Christian leaders scoff at the idea that such influence will encourage Syria to leave Lebanon. Their suspicions are only one of many serious hurdles facing such a conference, where opposition leaders want Syrian backing to pressure certain Christian leaders.

''We are going to resist American pressure,'' insisted former Lebanese President and Christian leader Chamoun in an interview. ''If we follow the suggestion of (special US envoy Robert) McFarlane that Lebanon is fundamental for the security of Syria, this means he is asking us to be a satellite of a Syria which is the satellite of the Soviets.''

Chamoun said the Christians could resist the US easier than they could resist Syria because one was a democracy and the second a dictatorship.

The senior Muslim leaders meeting last week - who did not include Druze opposition leader Walid Jumblatt or Shiite leader Nabih Berri - also indicated nervousness about Syrian hegemony. They stressed that Lebanon was ''free, sovereign, and independent.'' Observers said this was meant as a message to the Syrians.

Many observers here - both Muslim and Christian - believe Syria's interests in remaining in Lebanon outweigh for the time being any interest in leaving. Its presence has made it the center of attention and of Arab funding in the region, boosted its standing in the Arab world, drawn attention away from domestic problems of the Assad regime,and provided a base for 40,000 Syrian troops.

Better relations with the US can be useful to Syria, say analysts, to offset overdependence on the Soviet Union. On the other hand, senior US officials have indicated that the US does not intend to widen its regional peace intiative - the Reagan plan - to give Syria a wider role, or to launch any new campaign to pressure Israel to return the Syrian Golan Heights which Israel has annexed.

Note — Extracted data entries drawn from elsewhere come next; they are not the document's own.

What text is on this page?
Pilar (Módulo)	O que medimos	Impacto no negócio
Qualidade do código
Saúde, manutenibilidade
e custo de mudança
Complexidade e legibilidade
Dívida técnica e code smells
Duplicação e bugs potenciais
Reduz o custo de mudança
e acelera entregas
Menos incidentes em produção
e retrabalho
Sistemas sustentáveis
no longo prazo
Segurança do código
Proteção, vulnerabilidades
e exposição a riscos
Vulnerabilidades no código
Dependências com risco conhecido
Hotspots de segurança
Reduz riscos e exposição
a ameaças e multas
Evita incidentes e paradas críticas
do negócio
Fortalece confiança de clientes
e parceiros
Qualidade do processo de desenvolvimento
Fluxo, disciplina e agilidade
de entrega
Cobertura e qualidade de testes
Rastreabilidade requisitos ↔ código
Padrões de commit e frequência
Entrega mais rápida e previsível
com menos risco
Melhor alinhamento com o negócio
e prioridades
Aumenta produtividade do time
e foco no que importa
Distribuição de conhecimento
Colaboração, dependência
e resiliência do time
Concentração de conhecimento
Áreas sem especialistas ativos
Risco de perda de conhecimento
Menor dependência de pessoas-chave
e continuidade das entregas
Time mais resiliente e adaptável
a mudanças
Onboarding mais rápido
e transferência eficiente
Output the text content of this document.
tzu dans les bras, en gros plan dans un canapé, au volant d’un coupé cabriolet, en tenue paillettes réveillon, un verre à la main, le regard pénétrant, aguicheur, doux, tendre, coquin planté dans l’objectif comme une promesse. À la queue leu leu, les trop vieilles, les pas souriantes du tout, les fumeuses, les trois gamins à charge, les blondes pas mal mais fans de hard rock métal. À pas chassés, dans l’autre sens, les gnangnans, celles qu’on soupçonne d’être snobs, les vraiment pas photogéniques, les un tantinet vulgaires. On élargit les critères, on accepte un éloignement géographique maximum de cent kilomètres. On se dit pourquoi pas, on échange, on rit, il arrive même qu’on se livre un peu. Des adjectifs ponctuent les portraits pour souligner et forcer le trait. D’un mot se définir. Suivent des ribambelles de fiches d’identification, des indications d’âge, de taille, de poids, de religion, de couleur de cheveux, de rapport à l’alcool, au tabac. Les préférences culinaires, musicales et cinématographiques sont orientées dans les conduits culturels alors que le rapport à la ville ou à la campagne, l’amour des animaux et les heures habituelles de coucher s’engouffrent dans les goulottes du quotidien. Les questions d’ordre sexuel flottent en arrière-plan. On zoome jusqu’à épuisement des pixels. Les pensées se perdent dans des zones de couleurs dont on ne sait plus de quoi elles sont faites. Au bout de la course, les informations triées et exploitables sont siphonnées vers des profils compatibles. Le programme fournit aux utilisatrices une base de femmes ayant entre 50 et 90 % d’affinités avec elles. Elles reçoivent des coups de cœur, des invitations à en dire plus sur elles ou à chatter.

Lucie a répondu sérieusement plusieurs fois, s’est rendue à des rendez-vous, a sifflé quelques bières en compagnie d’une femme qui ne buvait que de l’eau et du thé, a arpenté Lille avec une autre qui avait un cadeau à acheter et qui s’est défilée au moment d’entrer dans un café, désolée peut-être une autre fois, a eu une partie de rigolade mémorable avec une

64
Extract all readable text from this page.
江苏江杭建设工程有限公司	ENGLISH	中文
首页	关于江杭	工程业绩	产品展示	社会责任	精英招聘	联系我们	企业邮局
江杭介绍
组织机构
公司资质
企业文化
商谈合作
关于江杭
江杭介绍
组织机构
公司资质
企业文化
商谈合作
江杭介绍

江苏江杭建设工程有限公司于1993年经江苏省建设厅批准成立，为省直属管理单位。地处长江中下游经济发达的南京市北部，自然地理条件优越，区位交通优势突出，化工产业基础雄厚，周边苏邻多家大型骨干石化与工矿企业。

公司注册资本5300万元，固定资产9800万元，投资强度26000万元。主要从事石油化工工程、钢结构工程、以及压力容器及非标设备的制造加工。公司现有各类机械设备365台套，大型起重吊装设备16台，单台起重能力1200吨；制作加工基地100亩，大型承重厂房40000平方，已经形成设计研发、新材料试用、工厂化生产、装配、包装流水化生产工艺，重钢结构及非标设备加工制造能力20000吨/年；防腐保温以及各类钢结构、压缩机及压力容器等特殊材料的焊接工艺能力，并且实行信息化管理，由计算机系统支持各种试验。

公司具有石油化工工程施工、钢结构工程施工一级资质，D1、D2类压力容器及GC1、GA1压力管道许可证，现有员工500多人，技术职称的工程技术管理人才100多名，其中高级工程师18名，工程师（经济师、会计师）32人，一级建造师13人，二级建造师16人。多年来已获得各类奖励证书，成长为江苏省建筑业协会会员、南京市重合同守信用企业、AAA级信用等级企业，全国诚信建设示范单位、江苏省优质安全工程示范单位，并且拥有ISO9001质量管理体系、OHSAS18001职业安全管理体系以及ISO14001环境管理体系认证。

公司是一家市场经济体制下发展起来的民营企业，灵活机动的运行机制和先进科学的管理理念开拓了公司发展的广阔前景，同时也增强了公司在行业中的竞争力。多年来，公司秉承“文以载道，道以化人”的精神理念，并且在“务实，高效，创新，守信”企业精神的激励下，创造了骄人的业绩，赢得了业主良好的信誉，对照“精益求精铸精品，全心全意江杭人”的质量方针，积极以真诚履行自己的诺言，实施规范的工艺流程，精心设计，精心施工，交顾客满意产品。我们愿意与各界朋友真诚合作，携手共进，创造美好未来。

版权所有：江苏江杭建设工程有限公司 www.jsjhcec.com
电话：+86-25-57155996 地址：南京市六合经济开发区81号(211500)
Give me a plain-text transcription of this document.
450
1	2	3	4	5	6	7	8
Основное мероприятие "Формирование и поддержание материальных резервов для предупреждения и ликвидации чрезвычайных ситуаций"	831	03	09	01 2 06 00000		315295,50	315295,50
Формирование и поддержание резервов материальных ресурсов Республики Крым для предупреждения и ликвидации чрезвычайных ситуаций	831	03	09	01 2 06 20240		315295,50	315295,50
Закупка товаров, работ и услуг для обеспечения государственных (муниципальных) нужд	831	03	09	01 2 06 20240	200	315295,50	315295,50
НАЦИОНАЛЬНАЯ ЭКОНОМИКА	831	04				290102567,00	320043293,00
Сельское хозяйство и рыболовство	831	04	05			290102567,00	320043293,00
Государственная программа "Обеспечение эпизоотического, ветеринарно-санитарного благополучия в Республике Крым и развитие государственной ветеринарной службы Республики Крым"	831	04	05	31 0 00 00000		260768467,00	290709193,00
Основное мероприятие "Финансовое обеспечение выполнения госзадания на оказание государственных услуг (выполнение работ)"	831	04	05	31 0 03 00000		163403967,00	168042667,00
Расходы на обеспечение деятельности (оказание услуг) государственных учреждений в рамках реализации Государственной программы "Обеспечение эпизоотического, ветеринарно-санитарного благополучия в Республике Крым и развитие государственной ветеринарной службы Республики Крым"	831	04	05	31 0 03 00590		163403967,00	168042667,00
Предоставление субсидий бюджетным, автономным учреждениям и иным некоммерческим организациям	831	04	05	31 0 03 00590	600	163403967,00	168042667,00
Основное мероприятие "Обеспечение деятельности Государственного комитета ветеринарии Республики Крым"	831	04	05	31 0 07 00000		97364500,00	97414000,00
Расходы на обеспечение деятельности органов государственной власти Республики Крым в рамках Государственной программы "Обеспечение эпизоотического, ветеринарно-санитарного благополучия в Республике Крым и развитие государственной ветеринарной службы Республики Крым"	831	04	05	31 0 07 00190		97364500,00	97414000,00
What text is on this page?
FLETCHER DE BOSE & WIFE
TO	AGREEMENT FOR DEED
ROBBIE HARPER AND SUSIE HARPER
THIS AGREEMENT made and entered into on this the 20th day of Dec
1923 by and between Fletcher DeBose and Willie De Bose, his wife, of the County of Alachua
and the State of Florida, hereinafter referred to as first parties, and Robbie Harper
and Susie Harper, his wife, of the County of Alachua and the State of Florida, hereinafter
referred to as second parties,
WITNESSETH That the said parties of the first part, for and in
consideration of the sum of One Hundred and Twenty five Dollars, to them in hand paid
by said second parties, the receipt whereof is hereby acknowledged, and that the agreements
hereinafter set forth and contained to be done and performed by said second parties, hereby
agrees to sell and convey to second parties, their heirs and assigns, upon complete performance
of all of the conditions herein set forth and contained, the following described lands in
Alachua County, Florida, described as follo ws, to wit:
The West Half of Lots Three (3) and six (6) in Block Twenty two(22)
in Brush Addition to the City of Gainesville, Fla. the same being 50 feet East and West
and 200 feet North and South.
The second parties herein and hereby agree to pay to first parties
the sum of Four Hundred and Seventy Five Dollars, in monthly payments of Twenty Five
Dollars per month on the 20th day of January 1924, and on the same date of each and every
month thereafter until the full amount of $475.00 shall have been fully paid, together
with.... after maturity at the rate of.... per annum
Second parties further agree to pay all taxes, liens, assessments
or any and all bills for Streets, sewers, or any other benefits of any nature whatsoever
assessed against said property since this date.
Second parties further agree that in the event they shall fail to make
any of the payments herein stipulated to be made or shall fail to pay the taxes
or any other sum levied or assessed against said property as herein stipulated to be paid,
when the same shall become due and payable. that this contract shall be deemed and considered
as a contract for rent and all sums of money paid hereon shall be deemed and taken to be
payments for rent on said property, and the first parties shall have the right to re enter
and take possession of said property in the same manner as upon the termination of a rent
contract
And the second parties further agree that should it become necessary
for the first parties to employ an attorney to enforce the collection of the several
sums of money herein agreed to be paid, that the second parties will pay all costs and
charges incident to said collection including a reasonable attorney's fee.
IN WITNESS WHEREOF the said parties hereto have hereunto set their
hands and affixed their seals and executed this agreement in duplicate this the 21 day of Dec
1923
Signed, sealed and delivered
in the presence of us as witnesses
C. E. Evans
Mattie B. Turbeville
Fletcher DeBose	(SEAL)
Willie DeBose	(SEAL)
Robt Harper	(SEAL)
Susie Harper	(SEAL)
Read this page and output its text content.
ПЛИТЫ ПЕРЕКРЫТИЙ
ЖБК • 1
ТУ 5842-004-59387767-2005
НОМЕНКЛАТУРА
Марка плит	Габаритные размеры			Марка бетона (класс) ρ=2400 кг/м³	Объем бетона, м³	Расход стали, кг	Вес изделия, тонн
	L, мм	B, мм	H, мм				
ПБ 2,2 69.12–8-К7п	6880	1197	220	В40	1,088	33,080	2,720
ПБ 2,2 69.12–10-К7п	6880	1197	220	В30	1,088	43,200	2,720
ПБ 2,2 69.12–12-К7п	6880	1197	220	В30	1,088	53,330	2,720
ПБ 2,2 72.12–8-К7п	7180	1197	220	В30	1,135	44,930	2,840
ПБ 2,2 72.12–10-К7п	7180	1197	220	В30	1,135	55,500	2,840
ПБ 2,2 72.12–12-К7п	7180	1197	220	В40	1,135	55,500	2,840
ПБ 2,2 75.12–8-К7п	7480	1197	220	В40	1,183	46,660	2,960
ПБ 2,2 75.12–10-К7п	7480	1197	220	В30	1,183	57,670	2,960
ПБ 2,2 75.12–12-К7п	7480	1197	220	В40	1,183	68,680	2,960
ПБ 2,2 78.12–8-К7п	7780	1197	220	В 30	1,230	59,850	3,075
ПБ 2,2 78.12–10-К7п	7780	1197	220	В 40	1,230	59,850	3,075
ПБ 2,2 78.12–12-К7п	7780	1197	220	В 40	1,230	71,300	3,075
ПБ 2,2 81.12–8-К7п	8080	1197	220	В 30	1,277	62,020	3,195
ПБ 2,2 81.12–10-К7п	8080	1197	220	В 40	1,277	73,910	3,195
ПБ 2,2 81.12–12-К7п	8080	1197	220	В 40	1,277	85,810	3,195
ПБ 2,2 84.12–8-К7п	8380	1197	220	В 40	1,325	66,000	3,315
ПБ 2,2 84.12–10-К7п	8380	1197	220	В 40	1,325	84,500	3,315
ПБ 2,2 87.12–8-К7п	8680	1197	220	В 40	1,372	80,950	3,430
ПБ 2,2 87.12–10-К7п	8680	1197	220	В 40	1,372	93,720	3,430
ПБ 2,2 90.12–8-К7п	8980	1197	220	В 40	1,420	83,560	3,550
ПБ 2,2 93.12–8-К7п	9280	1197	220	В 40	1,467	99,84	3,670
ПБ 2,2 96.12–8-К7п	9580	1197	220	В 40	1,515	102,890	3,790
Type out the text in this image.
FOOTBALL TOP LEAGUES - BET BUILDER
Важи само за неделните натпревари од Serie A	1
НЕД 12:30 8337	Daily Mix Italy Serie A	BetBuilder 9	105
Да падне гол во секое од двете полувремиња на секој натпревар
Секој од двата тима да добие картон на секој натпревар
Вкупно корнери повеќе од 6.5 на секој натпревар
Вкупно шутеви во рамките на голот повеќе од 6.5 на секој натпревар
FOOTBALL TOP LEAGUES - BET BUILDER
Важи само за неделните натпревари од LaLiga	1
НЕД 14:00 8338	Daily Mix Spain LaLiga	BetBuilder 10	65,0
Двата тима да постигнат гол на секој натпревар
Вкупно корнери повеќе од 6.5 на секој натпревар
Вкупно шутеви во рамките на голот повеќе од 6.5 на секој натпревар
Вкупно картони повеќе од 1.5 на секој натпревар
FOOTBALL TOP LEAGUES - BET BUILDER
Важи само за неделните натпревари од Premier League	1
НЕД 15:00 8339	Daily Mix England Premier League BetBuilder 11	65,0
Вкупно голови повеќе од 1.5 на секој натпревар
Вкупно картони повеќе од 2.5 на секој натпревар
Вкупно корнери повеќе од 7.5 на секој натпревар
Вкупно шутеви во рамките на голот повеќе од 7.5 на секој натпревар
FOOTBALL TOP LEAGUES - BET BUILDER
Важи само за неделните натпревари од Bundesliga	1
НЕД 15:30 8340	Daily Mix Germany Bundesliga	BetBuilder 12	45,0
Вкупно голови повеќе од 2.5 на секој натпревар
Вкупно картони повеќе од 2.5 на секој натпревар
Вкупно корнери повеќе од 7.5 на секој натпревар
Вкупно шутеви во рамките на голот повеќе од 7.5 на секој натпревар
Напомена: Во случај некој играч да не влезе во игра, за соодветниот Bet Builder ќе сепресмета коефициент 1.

Informed analysts here see little incentive for the Syrians to pull back totally even if the government is more favorable. Syrian Foreign Minister Abdel Halim Khaddam, who will meet with US Secretary of State George Shultz today in New York, said last week that Syria would not leave Lebanon before Israeli troops withdrew totally and the May 17 Israeli-Lebanese accord was abrogated.

There are some indications that the US would accept a Syrian presence in Lebanon in return for Syrian acquiescence to a stable Lebanese government.